The online class, “Making Sense of the News: News Literacy Lessons for Digital Citizens,” is produced by the school’s Center for News Literacy — which for close to a decade has been training Stony Brook students to be savvier news consumers — in partnership with the University of Hong Kong’s Journalism and Media Studies Centre.

The course, which is being hosted on online learning site Coursera, features videos — subtitled in English, Chinese and Spanish — as well as suggested readings and quizzes. While the course is free, those who opt to pay $49 and do extra work are eligible to walk away with a certificate of completion.

Courses such as this one are able to handle some tens of thousands of registrants, and the hope is for a broader reach beyond students, said Richard Hornik, the Stony Brook center’s director of overseas partnership programs, who also serves as one of the course’s chief content officers.

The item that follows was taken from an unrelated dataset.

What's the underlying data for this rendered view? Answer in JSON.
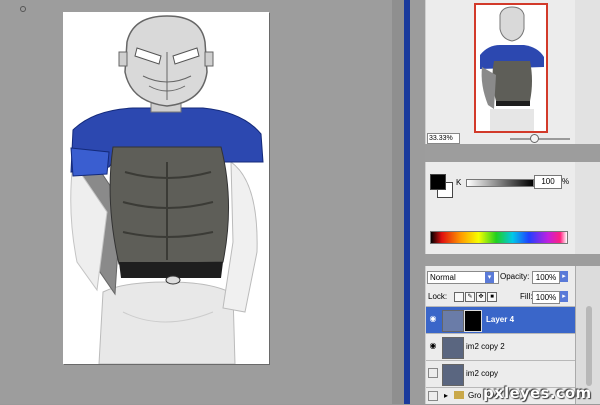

The course could be an especially good resource for parents who want to monitor and coach their children in how to “consume, create and distribute information responsibly,” said Jennifer Choi, a grantmaker with the philanthropic Robert R. McCormick Foundation, which has provided some funding for the Stony Brook center.

Last month, the Stanford Graduate School of Education, with funding from the McCormick Foundation, issued a report on students’ ability to evaluate information. After analyzing more than 7,800 responses from students in middle school through college, the authors wrote that they found respondents to be “easily duped,” and that “in every case and at every level, we were taken aback by students’ lack of preparation.”

Schneider said the longer-term antidote for phony news is to educate children starting about age 12, “when students have not closed their minds.”

Young people may be digital natives, born into a world of the internet, mobile devices and social media — but when it comes to discerning what information is reliable, Schneider said, they “are not born with this” ability.

“All the algorithms, technology and filters in the world won’t totally solve the problem,” Schneider said. “Part of the solution rests with the news consumers themselves.”